In learning to see that billboard of alone time as something God-sent, I am now able to see all of the good things that he is doing through it. I am forced to run to him for fulfillment because there really is no one and nothing else available to serve as my fulfilment. I also, for the first time in my life, have both the time and emotional energy to invest into the development of other people’s spiritual lives.
Discipleship has always been something that God has pressed on my heart. In high school and college, I always tried to give my time and make myself available to doing Bible studies with younger girls and tried to make sure that they knew they were cared about. As much as I may have wanted it, it was always something I had to force into my schedule. It always felt like a sacrifice I was making to choose to take time away from working, studying and hanging out with my friends to do Bible studies with a new believer.
But now God has set me in such a perfect place for it. I’m in Atlanta with a church plant aiming to connect people into a new community. For the first time, I don’t just want those people in my community because I know it’s good for them, but because I actually want godly friends who don’t live an hour away. It’s not this huge sacrifice I am making; it’s just something I eagerly want to do.
In preparing for this, I ordered a new Bible study last week. When I tore that package open and perused through my new Bible study material, I was filled with joy and excitement to start sharing this with new believers. There was just one problem—there was no one to do it with. Having been part of a previous church plant, I’ve learned that discipleship isn’t something I can force people into and it’s not something I am in control of, so I started praying that if God wanted me to invest time into this, he would send me someone willing to learn and to grow in him. Just a few days later, someone came up to me at church and told me that he’s been in contact with a woman we had witnessed to a few weeks back and she wants us to come over and do Bible studies with her.
It is such a joy to look back and see the place that God has brought me out of and to experience the joy that comes from a life lived trusting his goodness and his sovereignty. Many of my old dreams died, but now I have a clean slate. I get to watch God replace the old dreams with new, refined dreams. I get to look forward to the future with a better taste of the risks I’m taking in doing so. I am thankful for all of the good that has been and is being produced through the tension of living through lonely seasons. I am thankful that I’m not that girl wasting my nights on fleeting pleasures in effort to replace my eternal purpose. Most of all, I am thankful that I learned I don’t have to live my life forcing everything into place, I just have to faithfully run to God and trust him as I take small steps of obedience. God does the work of making me stand firm in him, but I will only experience his power and joy when I trust him enough to let him lead me.

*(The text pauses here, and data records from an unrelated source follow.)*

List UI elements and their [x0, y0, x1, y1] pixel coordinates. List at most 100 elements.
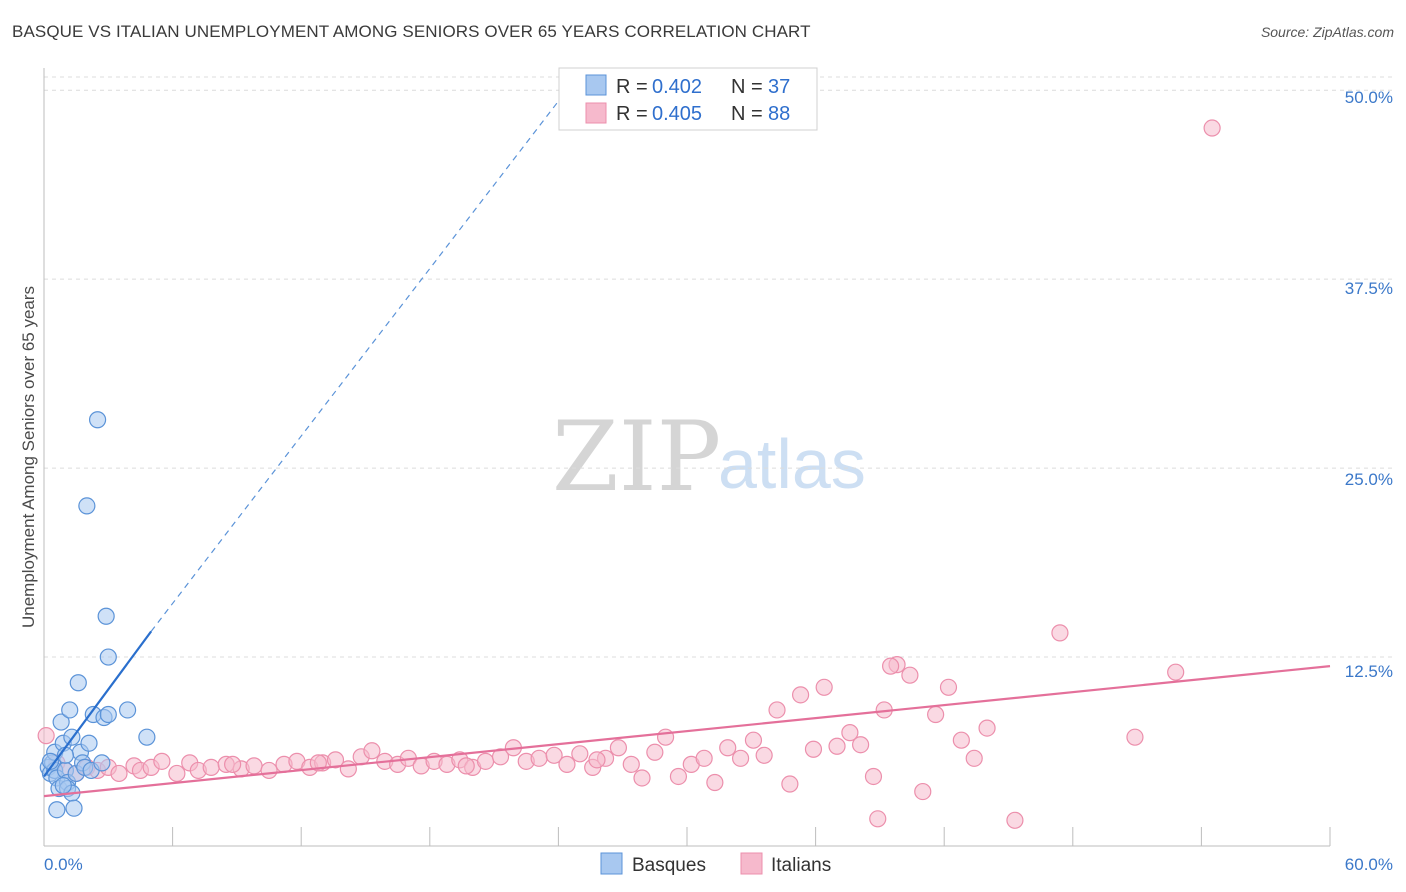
italian-point-65 [841, 724, 859, 742]
italian-point-84 [588, 751, 606, 769]
basque-point-7 [52, 713, 70, 731]
italian-point-81 [1167, 663, 1185, 681]
legend-italian-n-label: N = [731, 103, 763, 125]
italian-point-54 [706, 773, 724, 792]
italian-point-61 [791, 686, 810, 704]
y-tick-label-25: 25.0% [1345, 470, 1393, 489]
italian-trend-line [43, 665, 1331, 798]
basque-point-36 [54, 776, 72, 795]
italian-point-62 [804, 740, 823, 758]
italian-point-48 [633, 769, 651, 787]
gridlines [44, 76, 1393, 658]
y-tick-label-50: 50.0% [1345, 88, 1393, 107]
x-axis-ticks [43, 827, 1331, 846]
italian-point-87 [224, 755, 242, 773]
italian-point-63 [815, 678, 833, 696]
basque-point-15 [65, 799, 83, 817]
italian-point-51 [669, 767, 688, 786]
italian-point-80 [1126, 728, 1144, 746]
legend-basque-n-value: 37 [768, 76, 790, 98]
correlation-legend: R = 0.402 N = 37 R = 0.405 N = 88 [558, 67, 818, 131]
italian-point-73 [927, 705, 945, 724]
series-legend: Basques Italians [600, 852, 831, 876]
italian-point-70 [882, 657, 900, 675]
italian-point-27 [363, 742, 381, 760]
italian-point-75 [939, 678, 958, 696]
italian-point-85 [457, 757, 475, 775]
italian-point-83 [952, 731, 970, 749]
source-label: Source: ZipAtlas.com [1260, 24, 1394, 40]
italian-point-74 [869, 810, 887, 828]
y-tick-label-12-5: 12.5% [1345, 662, 1393, 681]
bottom-legend-italians: Italians [771, 855, 831, 876]
bottom-legend-basque-swatch [600, 852, 623, 875]
italian-point-64 [828, 737, 846, 755]
legend-basque-n-label: N = [731, 76, 763, 98]
legend-basque-r-label: R = [616, 76, 648, 98]
watermark-atlas: atlas [718, 425, 866, 503]
italian-point-24 [326, 751, 345, 769]
italian-point-76 [965, 749, 983, 767]
y-axis-label: Unemployment Among Seniors over 65 years [19, 286, 38, 628]
legend-italian-n-value: 88 [768, 103, 790, 125]
italian-point-15 [202, 758, 220, 777]
italian-point-18 [245, 757, 263, 775]
italian-point-59 [768, 701, 786, 719]
italian-point-67 [864, 767, 883, 786]
basque-trend-line [43, 630, 153, 778]
basque-point-28 [99, 648, 117, 666]
italian-point-86 [309, 754, 327, 772]
italian-point-78 [1006, 811, 1024, 829]
italian-point-12 [168, 764, 186, 783]
italian-point-40 [530, 749, 548, 767]
trend-lines [43, 86, 1331, 798]
basque-point-29 [99, 705, 117, 724]
x-tick-label-max: 60.0% [1345, 855, 1393, 874]
italian-point-25 [339, 760, 357, 778]
italian-point-79 [1051, 624, 1069, 642]
basque-point-25 [88, 411, 107, 429]
italian-point-43 [571, 745, 589, 763]
basque-point-31 [138, 728, 156, 746]
italian-point-37 [491, 748, 510, 766]
italian-point-58 [755, 746, 773, 764]
italian-point-55 [719, 739, 737, 757]
italian-point-11 [153, 752, 171, 770]
basque-trend-extension [150, 86, 570, 632]
legend-italian-r-label: R = [616, 103, 648, 125]
italian-point-56 [731, 749, 750, 767]
basque-point-34 [118, 701, 137, 719]
italian-point-82 [1203, 119, 1221, 137]
basque-point-26 [93, 754, 111, 772]
basque-point-21 [78, 497, 96, 515]
bottom-legend-basques: Basques [632, 855, 706, 876]
italian-point-46 [609, 739, 628, 757]
italian-point-0 [37, 727, 55, 745]
legend-basque-swatch [585, 74, 607, 96]
italian-point-53 [695, 749, 713, 767]
italian-point-57 [744, 731, 763, 749]
italian-point-19 [260, 761, 278, 780]
legend-italian-swatch [585, 102, 607, 124]
italian-point-41 [545, 746, 563, 764]
chart-title: BASQUE VS ITALIAN UNEMPLOYMENT AMONG SEN… [12, 22, 811, 41]
italian-point-71 [901, 666, 919, 684]
bottom-legend-italian-swatch [740, 852, 763, 875]
y-tick-label-37-5: 37.5% [1345, 279, 1393, 298]
italian-point-7 [110, 764, 128, 783]
italian-point-47 [622, 755, 640, 773]
basque-point-30 [97, 607, 115, 625]
x-tick-label-min: 0.0% [44, 855, 83, 874]
italian-point-66 [852, 736, 870, 754]
basque-point-12 [61, 701, 79, 719]
italian-point-77 [978, 719, 996, 737]
italian-point-42 [558, 755, 576, 773]
watermark-zip: ZIP [552, 401, 721, 513]
italian-point-36 [476, 752, 495, 770]
basque-point-32 [48, 801, 66, 819]
legend-basque-r-value: 0.402 [652, 76, 702, 98]
italian-point-60 [781, 775, 799, 793]
basque-point-22 [80, 734, 98, 752]
italian-point-72 [914, 782, 932, 801]
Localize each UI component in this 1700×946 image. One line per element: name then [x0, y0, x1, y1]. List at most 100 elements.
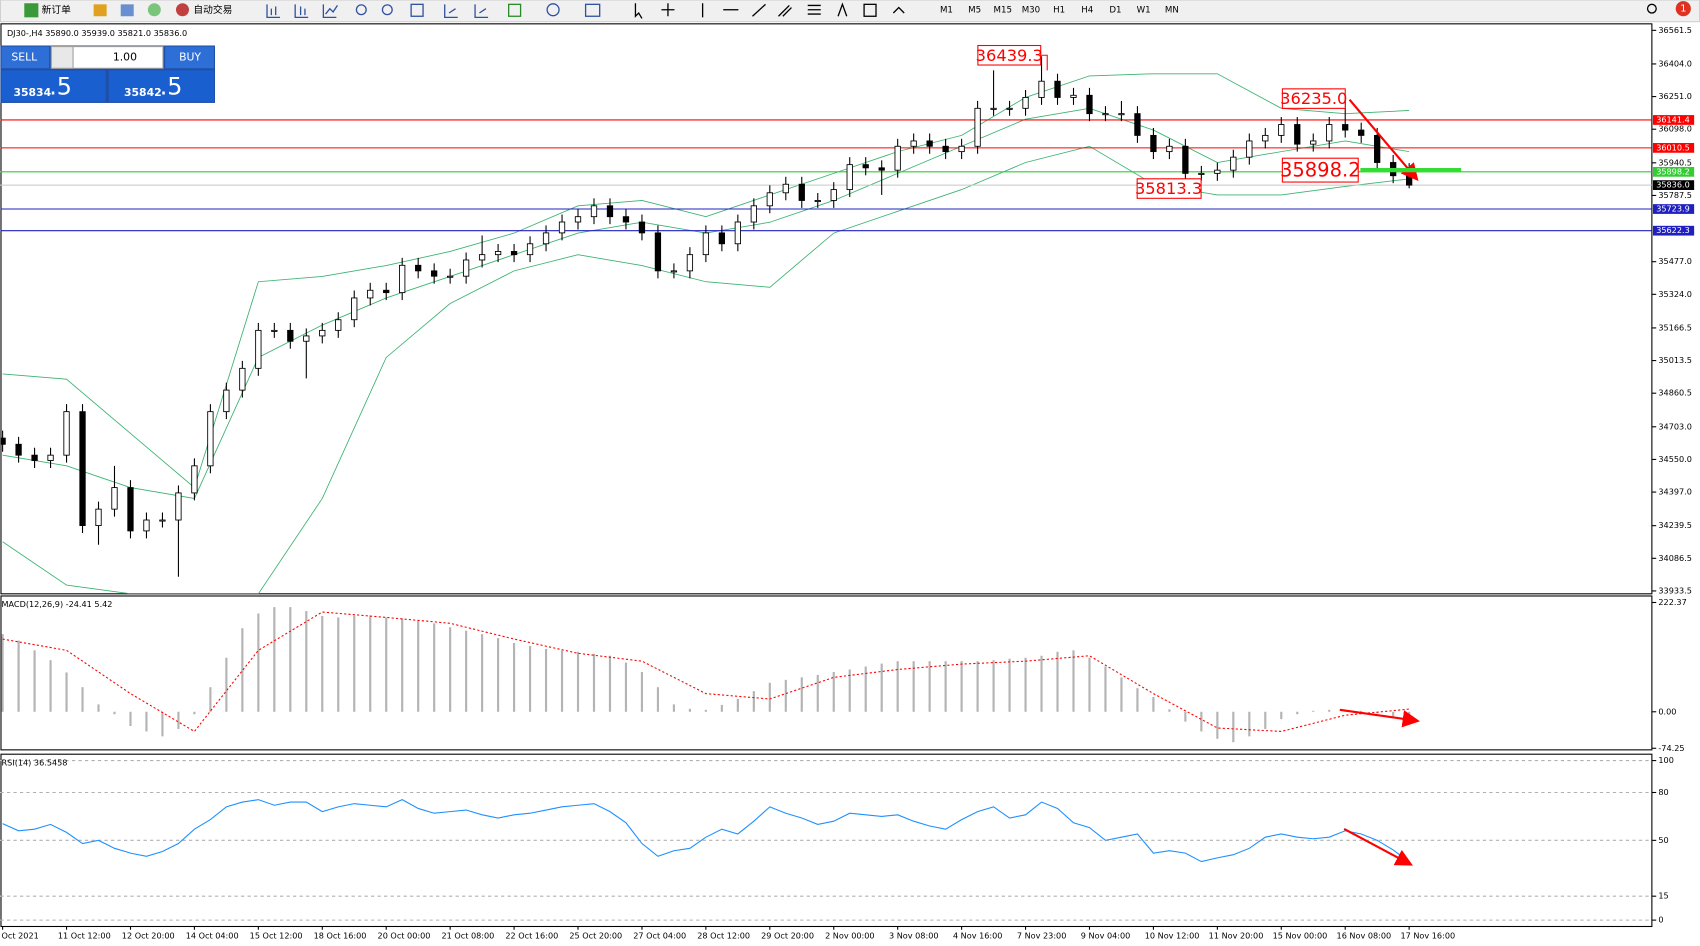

“For no matter how many promises God has made, they are “Yes” in Christ. And so through him the “Amen” is spoken by us to the glory of God. Now it is God who makes both us and you stand firm in Christ. He anointed us, set his seal of ownership on us, and put his Spirit in our hearts as a deposit, guaranteeing what is to come… Not that we lord it over your faith, but we work with you for your joy, because it is by faith you stand firm.”